The whole affair illustrates, once again, the left’s intolerance of opposing views on hot-button issues. Regnerus could have reached a different conclusion and avoided the backlash. But because his results conflicted with the left’s preferred narrative on same-sex parenting, the critics pounced.
Peter Wood wrote in the Chronicle of Higher Education:
We get it: Researchers take note. Publish only findings that support the gay agenda. Departures from that rule will be punished up to and including career-ending academic show trials.
The summer wouldn’t be complete without an attack on the Boy Scouts of America as well. Earlier this month, after a two-year review, the organization reaffirmed its longstanding position of refusing membership for openly homosexual individuals.

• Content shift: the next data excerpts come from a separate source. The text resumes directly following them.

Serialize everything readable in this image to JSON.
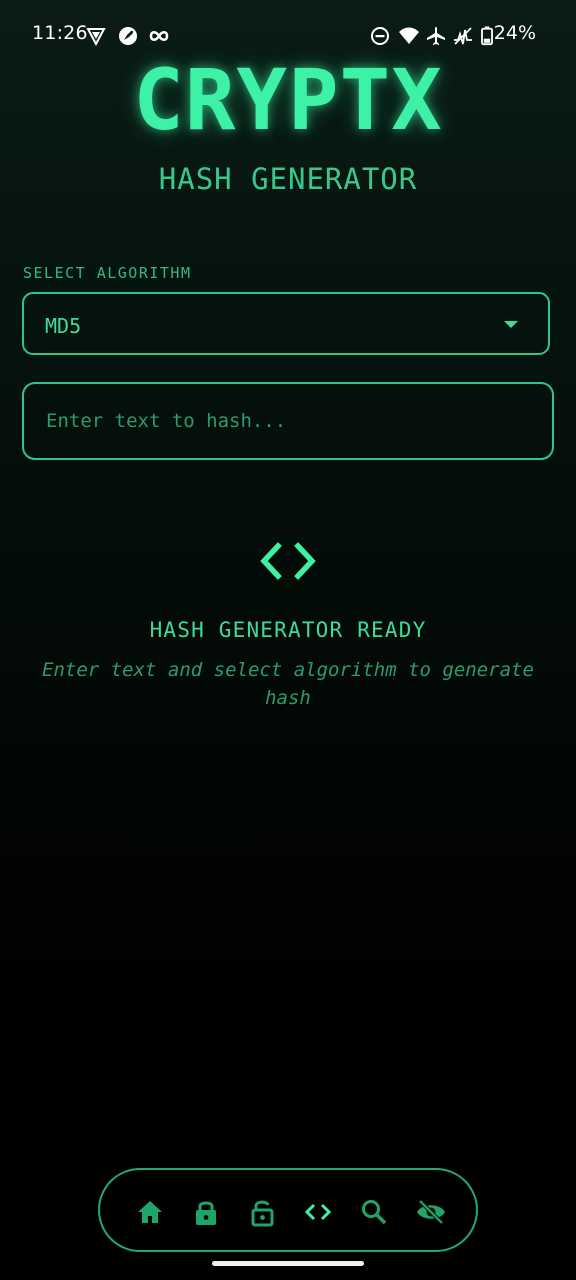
{
  "status_bar": {
    "time": "11:26",
    "battery": "24%",
    "icons": [
      "vpn-shield-icon",
      "rocket-badge-icon",
      "infinity-icon",
      "do-not-disturb-icon",
      "wifi-icon",
      "airplane-icon",
      "signal-off-icon",
      "battery-icon"
    ]
  },
  "header": {
    "title": "CRYPTX",
    "subtitle": "HASH GENERATOR"
  },
  "form": {
    "select_label": "SELECT ALGORITHM",
    "algorithm": "MD5",
    "input_placeholder": "Enter text to hash...",
    "input_value": ""
  },
  "empty_state": {
    "icon": "code-icon",
    "title": "HASH GENERATOR READY",
    "subtitle": "Enter text and select algorithm to generate hash"
  },
  "bottom_nav": {
    "items": [
      {
        "icon": "home-icon"
      },
      {
        "icon": "lock-icon"
      },
      {
        "icon": "unlock-icon"
      },
      {
        "icon": "code-icon",
        "active": true
      },
      {
        "icon": "search-icon"
      },
      {
        "icon": "eye-off-icon"
      }
    ]
  },
  "colors": {
    "accent": "#3df2a6",
    "accent_dim": "#2a9c6a",
    "border": "#2fc585",
    "background_top": "#0a1c15",
    "background_bottom": "#000000"
  }
}
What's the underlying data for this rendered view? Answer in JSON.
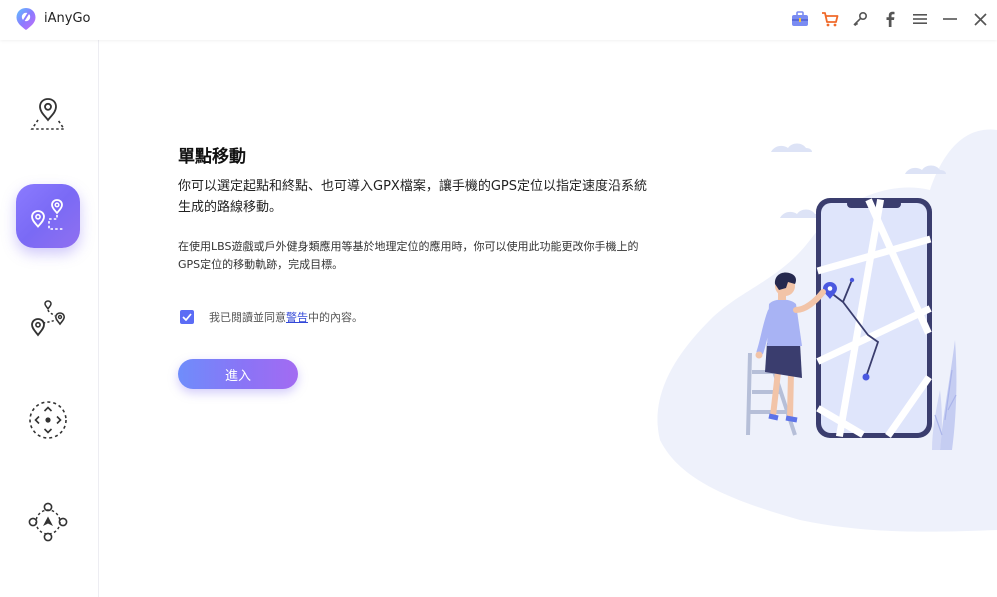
{
  "app": {
    "name": "iAnyGo"
  },
  "titlebar": {
    "icons": [
      "toolbox-icon",
      "cart-icon",
      "key-icon",
      "facebook-icon",
      "menu-icon",
      "minimize-icon",
      "close-icon"
    ]
  },
  "sidebar": {
    "items": [
      {
        "name": "change-location",
        "icon": "location-pin-icon",
        "active": false
      },
      {
        "name": "single-spot-movement",
        "icon": "two-spot-route-icon",
        "active": true
      },
      {
        "name": "multi-spot-movement",
        "icon": "multi-spot-route-icon",
        "active": false
      },
      {
        "name": "joystick-movement",
        "icon": "joystick-icon",
        "active": false
      },
      {
        "name": "gps-joystick",
        "icon": "direction-control-icon",
        "active": false
      }
    ]
  },
  "main": {
    "title": "單點移動",
    "description": "你可以選定起點和終點、也可導入GPX檔案，讓手機的GPS定位以指定速度沿系統生成的路線移動。",
    "note": "在使用LBS遊戲或戶外健身類應用等基於地理定位的應用時，你可以使用此功能更改你手機上的GPS定位的移動軌跡，完成目標。",
    "agreement": {
      "checked": true,
      "prefix": "我已閱讀並同意",
      "link": "警告",
      "suffix": "中的內容。"
    },
    "enter_label": "進入"
  },
  "colors": {
    "accent": "#7b6cf6",
    "checkbox": "#5b6cf5",
    "link": "#3348d8",
    "illustration_bg": "#eef1fb"
  }
}
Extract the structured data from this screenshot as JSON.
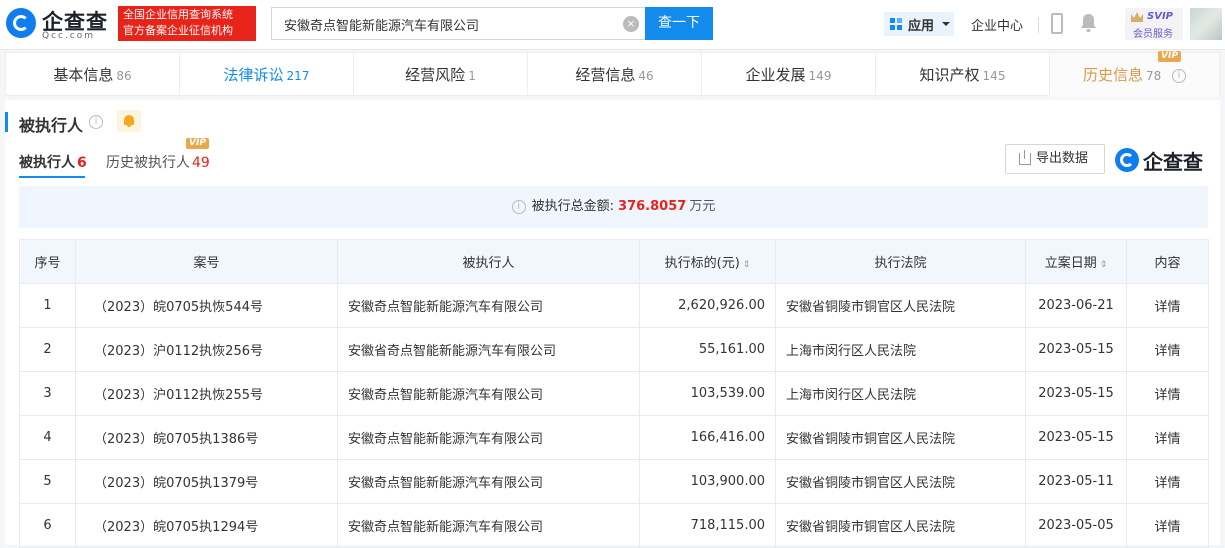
{
  "header": {
    "logo_text": "企查查",
    "logo_sub": "Qcc.com",
    "badge_line1": "全国企业信用查询系统",
    "badge_line2": "官方备案企业征信机构",
    "search_value": "安徽奇点智能新能源汽车有限公司",
    "search_button": "查一下",
    "app_label": "应用",
    "enterprise_center": "企业中心",
    "svip_title": "SVIP",
    "svip_sub": "会员服务"
  },
  "tabs": [
    {
      "label": "基本信息",
      "count": "86"
    },
    {
      "label": "法律诉讼",
      "count": "217"
    },
    {
      "label": "经营风险",
      "count": "1"
    },
    {
      "label": "经营信息",
      "count": "46"
    },
    {
      "label": "企业发展",
      "count": "149"
    },
    {
      "label": "知识产权",
      "count": "145"
    },
    {
      "label": "历史信息",
      "count": "78",
      "vip": "VIP"
    }
  ],
  "section": {
    "title": "被执行人",
    "subtab1_label": "被执行人",
    "subtab1_count": "6",
    "subtab2_label": "历史被执行人",
    "subtab2_count": "49",
    "subtab2_vip": "VIP",
    "export_label": "导出数据",
    "brand_text": "企查查",
    "summary_label": "被执行总金额:",
    "summary_amount": "376.8057",
    "summary_unit": "万元"
  },
  "table": {
    "headers": {
      "idx": "序号",
      "case": "案号",
      "party": "被执行人",
      "amount": "执行标的(元)",
      "court": "执行法院",
      "date": "立案日期",
      "content": "内容"
    },
    "rows": [
      {
        "idx": "1",
        "case": "（2023）皖0705执恢544号",
        "party": "安徽奇点智能新能源汽车有限公司",
        "amount": "2,620,926.00",
        "court": "安徽省铜陵市铜官区人民法院",
        "date": "2023-06-21",
        "detail": "详情"
      },
      {
        "idx": "2",
        "case": "（2023）沪0112执恢256号",
        "party": "安徽省奇点智能新能源汽车有限公司",
        "amount": "55,161.00",
        "court": "上海市闵行区人民法院",
        "date": "2023-05-15",
        "detail": "详情"
      },
      {
        "idx": "3",
        "case": "（2023）沪0112执恢255号",
        "party": "安徽奇点智能新能源汽车有限公司",
        "amount": "103,539.00",
        "court": "上海市闵行区人民法院",
        "date": "2023-05-15",
        "detail": "详情"
      },
      {
        "idx": "4",
        "case": "（2023）皖0705执1386号",
        "party": "安徽奇点智能新能源汽车有限公司",
        "amount": "166,416.00",
        "court": "安徽省铜陵市铜官区人民法院",
        "date": "2023-05-15",
        "detail": "详情"
      },
      {
        "idx": "5",
        "case": "（2023）皖0705执1379号",
        "party": "安徽奇点智能新能源汽车有限公司",
        "amount": "103,900.00",
        "court": "安徽省铜陵市铜官区人民法院",
        "date": "2023-05-11",
        "detail": "详情"
      },
      {
        "idx": "6",
        "case": "（2023）皖0705执1294号",
        "party": "安徽奇点智能新能源汽车有限公司",
        "amount": "718,115.00",
        "court": "安徽省铜陵市铜官区人民法院",
        "date": "2023-05-05",
        "detail": "详情"
      }
    ]
  }
}
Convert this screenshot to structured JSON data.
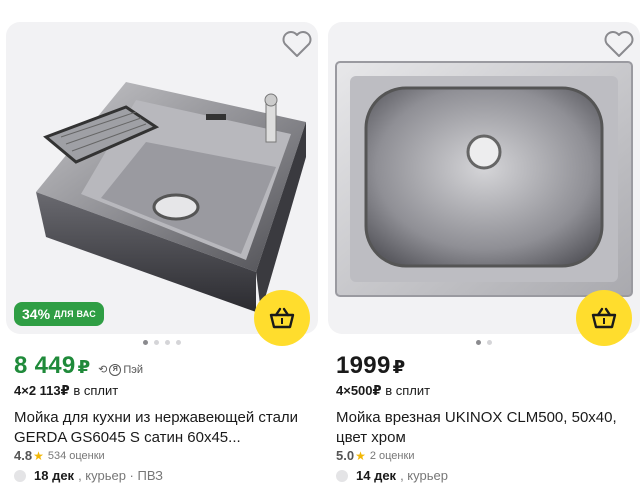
{
  "products": [
    {
      "discount_pct": "34%",
      "discount_tag": "ДЛЯ ВАС",
      "price": "8 449",
      "currency": "₽",
      "pay_label": "Пэй",
      "pay_ring": "Я",
      "split_times": "4×2 113",
      "split_currency": "₽",
      "split_label": "в сплит",
      "title": "Мойка для кухни из нержавеющей стали GERDA GS6045 S сатин 60х45...",
      "rating": "4.8",
      "rating_count": "534 оценки",
      "delivery_date": "18 дек",
      "delivery_method": ", курьер · ПВЗ",
      "image_icon": "steel-sink-with-tray-image",
      "dots": 4,
      "active_dot": 0
    },
    {
      "price": "1999",
      "currency": "₽",
      "split_times": "4×500",
      "split_currency": "₽",
      "split_label": "в сплит",
      "title": "Мойка врезная UKINOX CLM500, 50х40, цвет хром",
      "rating": "5.0",
      "rating_count": "2 оценки",
      "delivery_date": "14 дек",
      "delivery_method": ", курьер",
      "image_icon": "inset-sink-image",
      "dots": 2,
      "active_dot": 0
    }
  ],
  "colors": {
    "accent_green": "#1f8a3a",
    "badge_green": "#2f9e44",
    "cart_yellow": "#ffdd2d",
    "star": "#f2b705"
  }
}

That’s within its constitutional right as a private organization, but it was unacceptable to a group of individuals who would rather impose their own beliefs and trample on the Boy Scouts’ rights. The Human Rights Campaign and Gay & Lesbian Alliance Against Defamation immediately condemned the organization, calling it a “discriminatory policy” and “dangerous message.”
Americans have spent more than 200 years debating and disagreeing on a range of contentious issues. That’s why we treasure free speech. But these recent actions — using political threats against a restaurant chain, advocating for the termination of a university professor and attacking a private organization’s right of association — threaten to undermine that very right.